TheKnightMusic

Unregistered

A teenager brings her new boyfriend home to meet her parents. They’re appalled by his haircut, his tattoos, his piercings.

Later, the girl’s mom says, “Dear, he doesn’t seem to be a very nice boy.”

“Oh, please, Mom!” says the daughter. “If he wasn’t nice, would he be doing 500 hours of community service?”

At a party, a young wife admonished her husband, “That’s the fourth time you’ve gone back for ice cream and cake. Doesn’t it embarrass you?”

“Why should it?” answered her spouse. “I keep telling them it’s for you.” Like if you do this to your spouse.
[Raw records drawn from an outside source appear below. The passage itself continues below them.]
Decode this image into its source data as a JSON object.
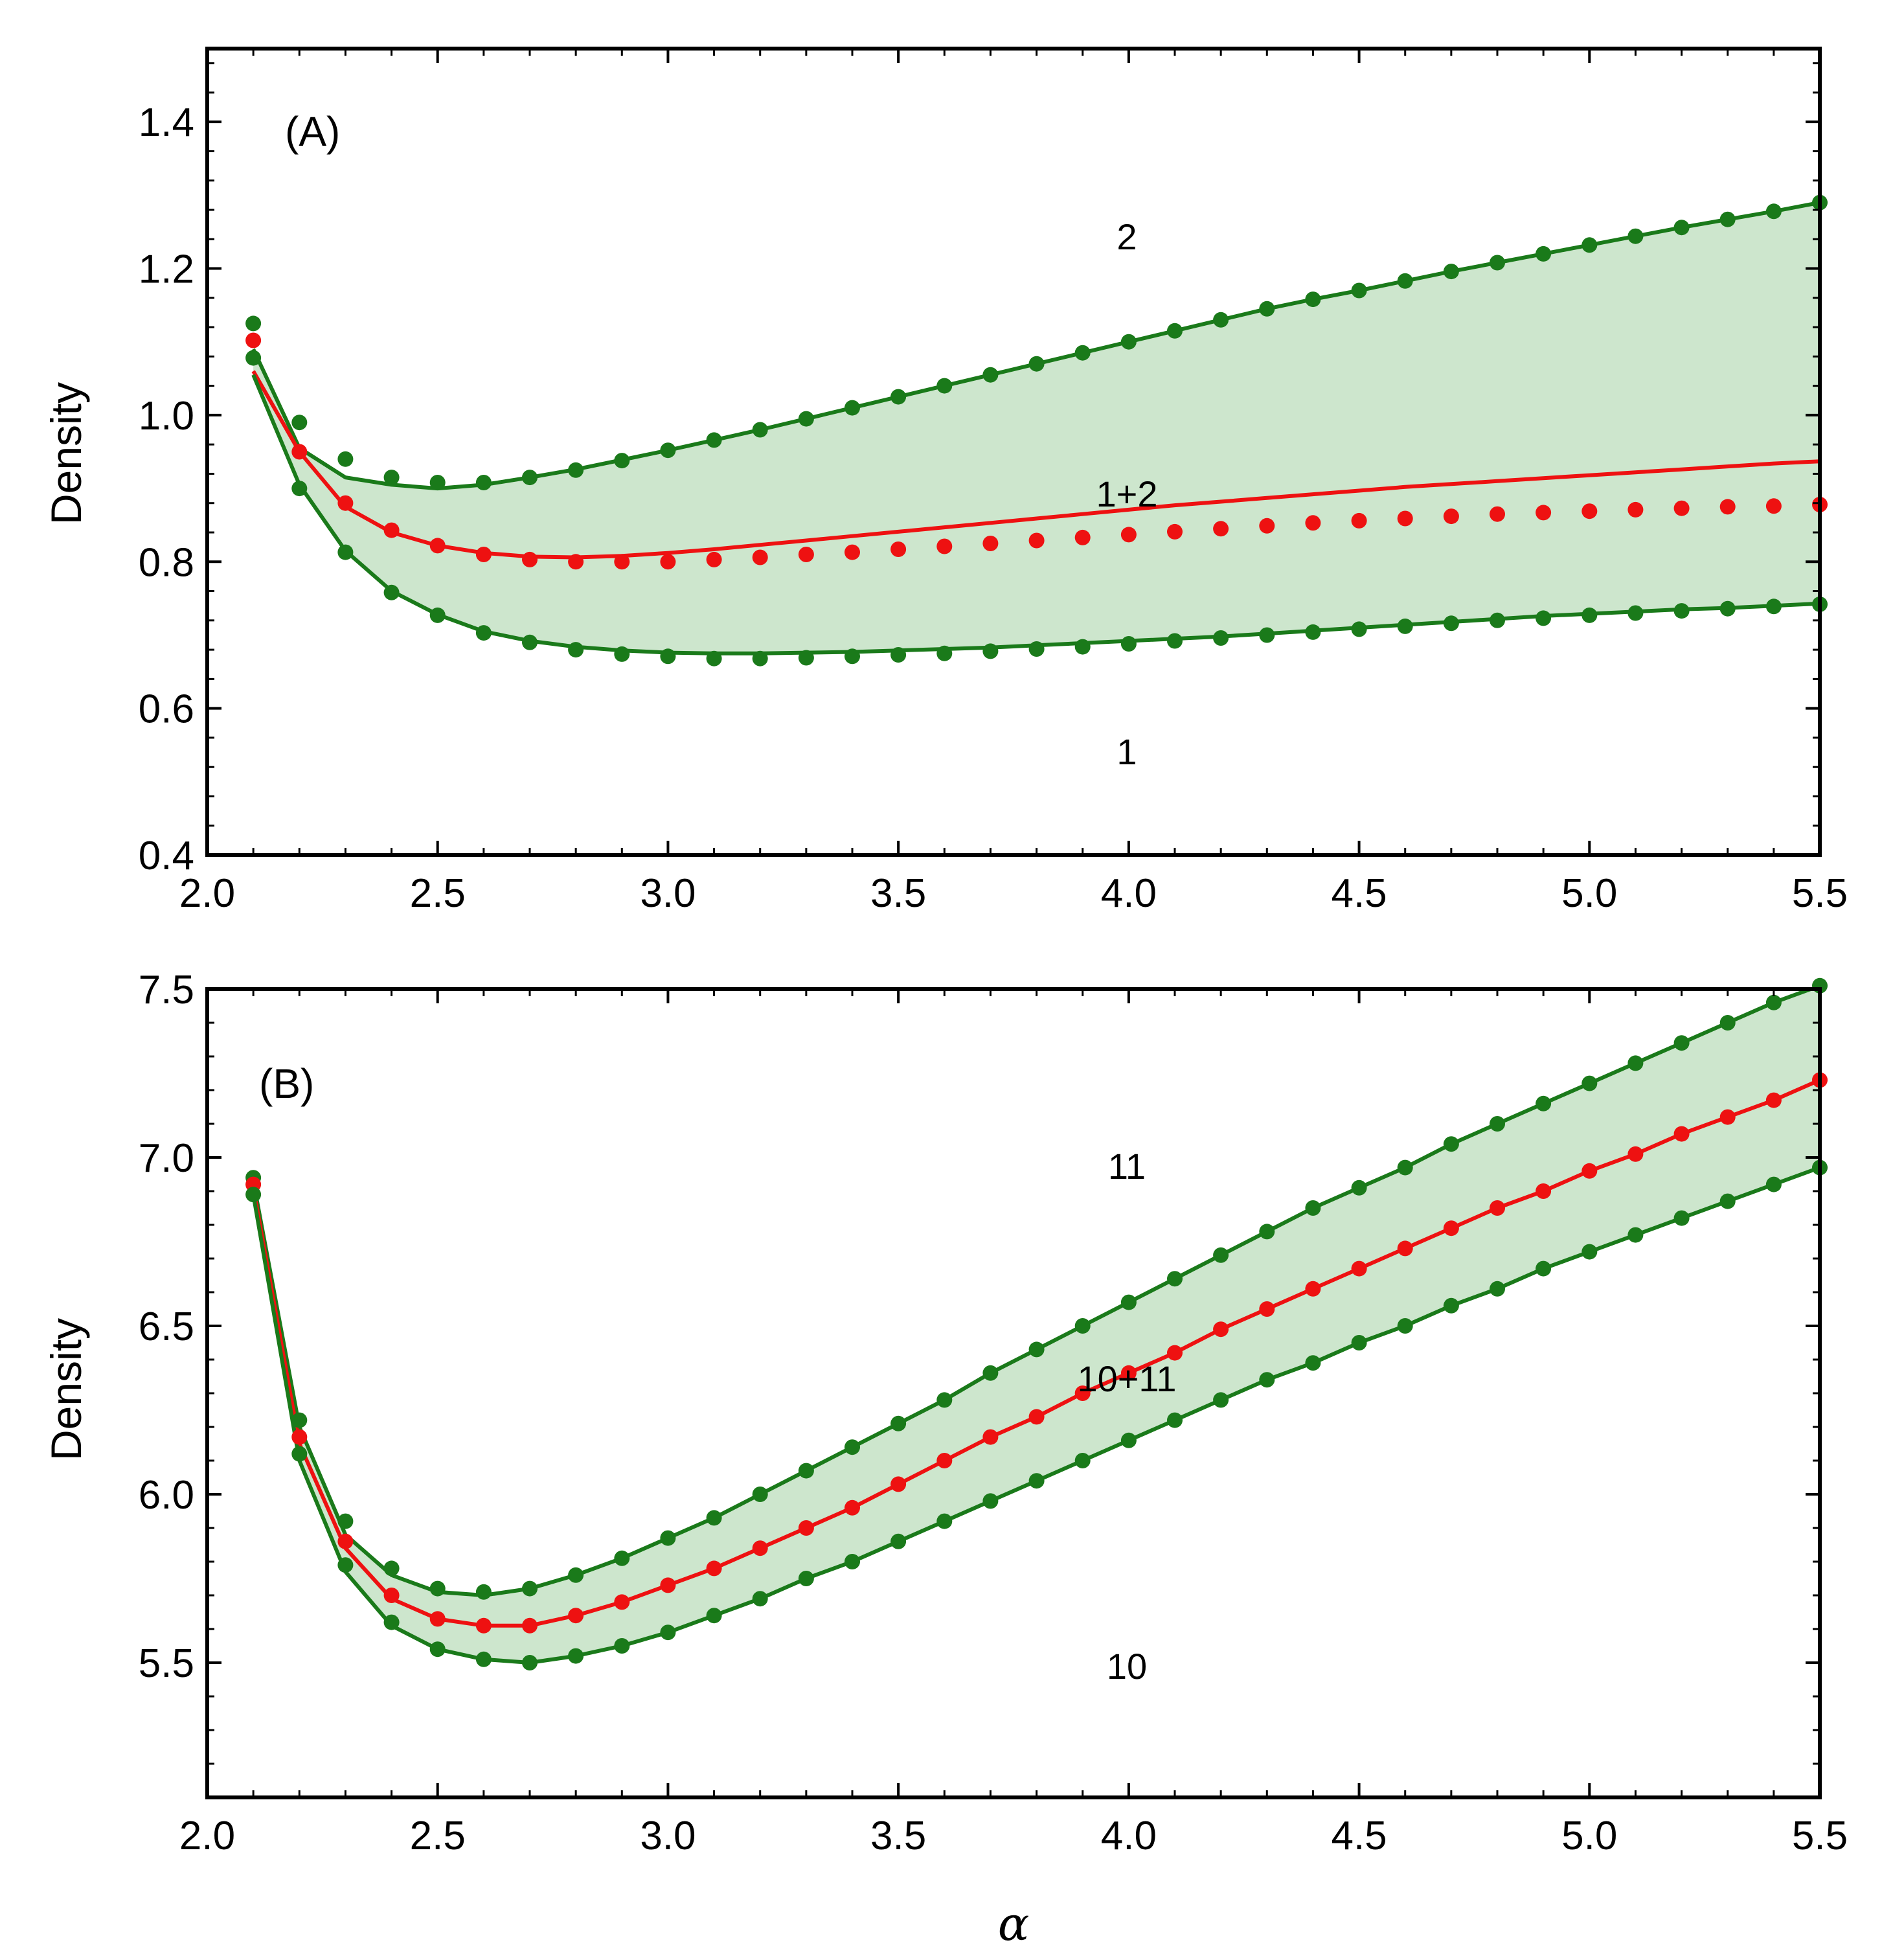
{
  "colors": {
    "green": "#1a7a1a",
    "red": "#ee1111",
    "fill": "#cde6cd",
    "frame": "#000000"
  },
  "xlabel": "α",
  "chart_data": [
    {
      "type": "line",
      "panel": "(A)",
      "ylabel": "Density",
      "xlim": [
        2.0,
        5.5
      ],
      "ylim": [
        0.4,
        1.5
      ],
      "xticks": [
        "2.0",
        "2.5",
        "3.0",
        "3.5",
        "4.0",
        "4.5",
        "5.0",
        "5.5"
      ],
      "yticks": [
        "0.4",
        "0.6",
        "0.8",
        "1.0",
        "1.2",
        "1.4"
      ],
      "region_labels": {
        "upper": "2",
        "middle": "1+2",
        "lower": "1"
      },
      "x": [
        2.1,
        2.2,
        2.3,
        2.4,
        2.5,
        2.6,
        2.7,
        2.8,
        2.9,
        3.0,
        3.1,
        3.2,
        3.3,
        3.4,
        3.5,
        3.6,
        3.7,
        3.8,
        3.9,
        4.0,
        4.1,
        4.2,
        4.3,
        4.4,
        4.5,
        4.6,
        4.7,
        4.8,
        4.9,
        5.0,
        5.1,
        5.2,
        5.3,
        5.4,
        5.5
      ],
      "series": [
        {
          "name": "upper",
          "color": "green",
          "line": [
            1.09,
            0.955,
            0.915,
            0.905,
            0.9,
            0.905,
            0.915,
            0.926,
            0.939,
            0.952,
            0.966,
            0.98,
            0.995,
            1.01,
            1.025,
            1.04,
            1.055,
            1.07,
            1.085,
            1.1,
            1.115,
            1.13,
            1.145,
            1.158,
            1.17,
            1.183,
            1.196,
            1.208,
            1.22,
            1.232,
            1.244,
            1.256,
            1.267,
            1.278,
            1.29
          ],
          "points": [
            1.125,
            0.99,
            0.94,
            0.915,
            0.908,
            0.908,
            0.915,
            0.925,
            0.938,
            0.952,
            0.966,
            0.98,
            0.995,
            1.01,
            1.025,
            1.04,
            1.055,
            1.07,
            1.085,
            1.1,
            1.115,
            1.13,
            1.145,
            1.158,
            1.17,
            1.183,
            1.196,
            1.208,
            1.22,
            1.232,
            1.244,
            1.256,
            1.267,
            1.278,
            1.29
          ]
        },
        {
          "name": "mixture",
          "color": "red",
          "line": [
            1.06,
            0.95,
            0.875,
            0.84,
            0.822,
            0.812,
            0.807,
            0.806,
            0.808,
            0.812,
            0.817,
            0.823,
            0.829,
            0.835,
            0.841,
            0.847,
            0.853,
            0.859,
            0.865,
            0.871,
            0.877,
            0.882,
            0.887,
            0.892,
            0.897,
            0.902,
            0.906,
            0.91,
            0.914,
            0.918,
            0.922,
            0.926,
            0.93,
            0.934,
            0.937
          ],
          "points": [
            1.102,
            0.95,
            0.88,
            0.843,
            0.822,
            0.81,
            0.803,
            0.8,
            0.8,
            0.8,
            0.803,
            0.806,
            0.81,
            0.813,
            0.817,
            0.821,
            0.825,
            0.829,
            0.833,
            0.837,
            0.841,
            0.845,
            0.849,
            0.853,
            0.856,
            0.859,
            0.862,
            0.865,
            0.867,
            0.869,
            0.871,
            0.873,
            0.875,
            0.876,
            0.878
          ]
        },
        {
          "name": "lower",
          "color": "green",
          "line": [
            1.055,
            0.905,
            0.815,
            0.76,
            0.728,
            0.705,
            0.692,
            0.684,
            0.679,
            0.676,
            0.675,
            0.675,
            0.676,
            0.677,
            0.679,
            0.681,
            0.683,
            0.686,
            0.689,
            0.692,
            0.695,
            0.698,
            0.702,
            0.706,
            0.71,
            0.714,
            0.718,
            0.722,
            0.726,
            0.729,
            0.732,
            0.735,
            0.737,
            0.74,
            0.743
          ],
          "points": [
            1.078,
            0.9,
            0.813,
            0.758,
            0.727,
            0.703,
            0.69,
            0.68,
            0.674,
            0.671,
            0.668,
            0.668,
            0.669,
            0.671,
            0.673,
            0.675,
            0.678,
            0.681,
            0.684,
            0.688,
            0.692,
            0.696,
            0.7,
            0.704,
            0.708,
            0.712,
            0.716,
            0.72,
            0.723,
            0.727,
            0.73,
            0.733,
            0.736,
            0.739,
            0.742
          ]
        }
      ]
    },
    {
      "type": "line",
      "panel": "(B)",
      "ylabel": "Density",
      "xlim": [
        2.0,
        5.5
      ],
      "ylim": [
        5.1,
        7.5
      ],
      "xticks": [
        "2.0",
        "2.5",
        "3.0",
        "3.5",
        "4.0",
        "4.5",
        "5.0",
        "5.5"
      ],
      "yticks": [
        "5.5",
        "6.0",
        "6.5",
        "7.0",
        "7.5"
      ],
      "region_labels": {
        "upper": "11",
        "middle": "10+11",
        "lower": "10"
      },
      "x": [
        2.1,
        2.2,
        2.3,
        2.4,
        2.5,
        2.6,
        2.7,
        2.8,
        2.9,
        3.0,
        3.1,
        3.2,
        3.3,
        3.4,
        3.5,
        3.6,
        3.7,
        3.8,
        3.9,
        4.0,
        4.1,
        4.2,
        4.3,
        4.4,
        4.5,
        4.6,
        4.7,
        4.8,
        4.9,
        5.0,
        5.1,
        5.2,
        5.3,
        5.4,
        5.5
      ],
      "series": [
        {
          "name": "upper",
          "color": "green",
          "line": [
            6.93,
            6.2,
            5.88,
            5.76,
            5.71,
            5.7,
            5.72,
            5.76,
            5.81,
            5.87,
            5.93,
            6.0,
            6.07,
            6.14,
            6.21,
            6.28,
            6.36,
            6.43,
            6.5,
            6.57,
            6.64,
            6.71,
            6.78,
            6.85,
            6.91,
            6.97,
            7.04,
            7.1,
            7.16,
            7.22,
            7.28,
            7.34,
            7.4,
            7.46,
            7.51
          ],
          "points": [
            6.94,
            6.22,
            5.92,
            5.78,
            5.72,
            5.71,
            5.72,
            5.76,
            5.81,
            5.87,
            5.93,
            6.0,
            6.07,
            6.14,
            6.21,
            6.28,
            6.36,
            6.43,
            6.5,
            6.57,
            6.64,
            6.71,
            6.78,
            6.85,
            6.91,
            6.97,
            7.04,
            7.1,
            7.16,
            7.22,
            7.28,
            7.34,
            7.4,
            7.46,
            7.51
          ]
        },
        {
          "name": "mixture",
          "color": "red",
          "line": [
            6.91,
            6.15,
            5.84,
            5.69,
            5.63,
            5.61,
            5.61,
            5.64,
            5.68,
            5.73,
            5.78,
            5.84,
            5.9,
            5.96,
            6.03,
            6.1,
            6.17,
            6.23,
            6.3,
            6.36,
            6.42,
            6.49,
            6.55,
            6.61,
            6.67,
            6.73,
            6.79,
            6.85,
            6.9,
            6.96,
            7.01,
            7.07,
            7.12,
            7.17,
            7.23
          ],
          "points": [
            6.92,
            6.17,
            5.86,
            5.7,
            5.63,
            5.61,
            5.61,
            5.64,
            5.68,
            5.73,
            5.78,
            5.84,
            5.9,
            5.96,
            6.03,
            6.1,
            6.17,
            6.23,
            6.3,
            6.36,
            6.42,
            6.49,
            6.55,
            6.61,
            6.67,
            6.73,
            6.79,
            6.85,
            6.9,
            6.96,
            7.01,
            7.07,
            7.12,
            7.17,
            7.23
          ]
        },
        {
          "name": "lower",
          "color": "green",
          "line": [
            6.89,
            6.1,
            5.77,
            5.61,
            5.54,
            5.51,
            5.5,
            5.52,
            5.55,
            5.59,
            5.64,
            5.69,
            5.75,
            5.8,
            5.86,
            5.92,
            5.98,
            6.04,
            6.1,
            6.16,
            6.22,
            6.28,
            6.34,
            6.39,
            6.45,
            6.5,
            6.56,
            6.61,
            6.67,
            6.72,
            6.77,
            6.82,
            6.87,
            6.92,
            6.97
          ],
          "points": [
            6.89,
            6.12,
            5.79,
            5.62,
            5.54,
            5.51,
            5.5,
            5.52,
            5.55,
            5.59,
            5.64,
            5.69,
            5.75,
            5.8,
            5.86,
            5.92,
            5.98,
            6.04,
            6.1,
            6.16,
            6.22,
            6.28,
            6.34,
            6.39,
            6.45,
            6.5,
            6.56,
            6.61,
            6.67,
            6.72,
            6.77,
            6.82,
            6.87,
            6.92,
            6.97
          ]
        }
      ]
    }
  ]
}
According to unofficial sources, a new simplified income-tax form contains only four lines:

1. What was your income for the year?

2. What were your expenses?

3. How much have you left?

4. Send it in.

“Your mother has been with us for 20 years,” said John. “Isn’t it time she got a place of her own?” “My mother?” replied Helen. “I thought she was your mother.”

Once, my father came home and found me in front of a roaring fire. That made my father very mad, as we didn’t have a fireplace.

During Halloween, my friend went as a skeleton. He refused to go into the haunted house. Looks like he was SPINE-LESS.

If you run next to a car you get TIRED, but if you run behind it you get EXHAUSTED

Ill be here all week.... sadly enough for you.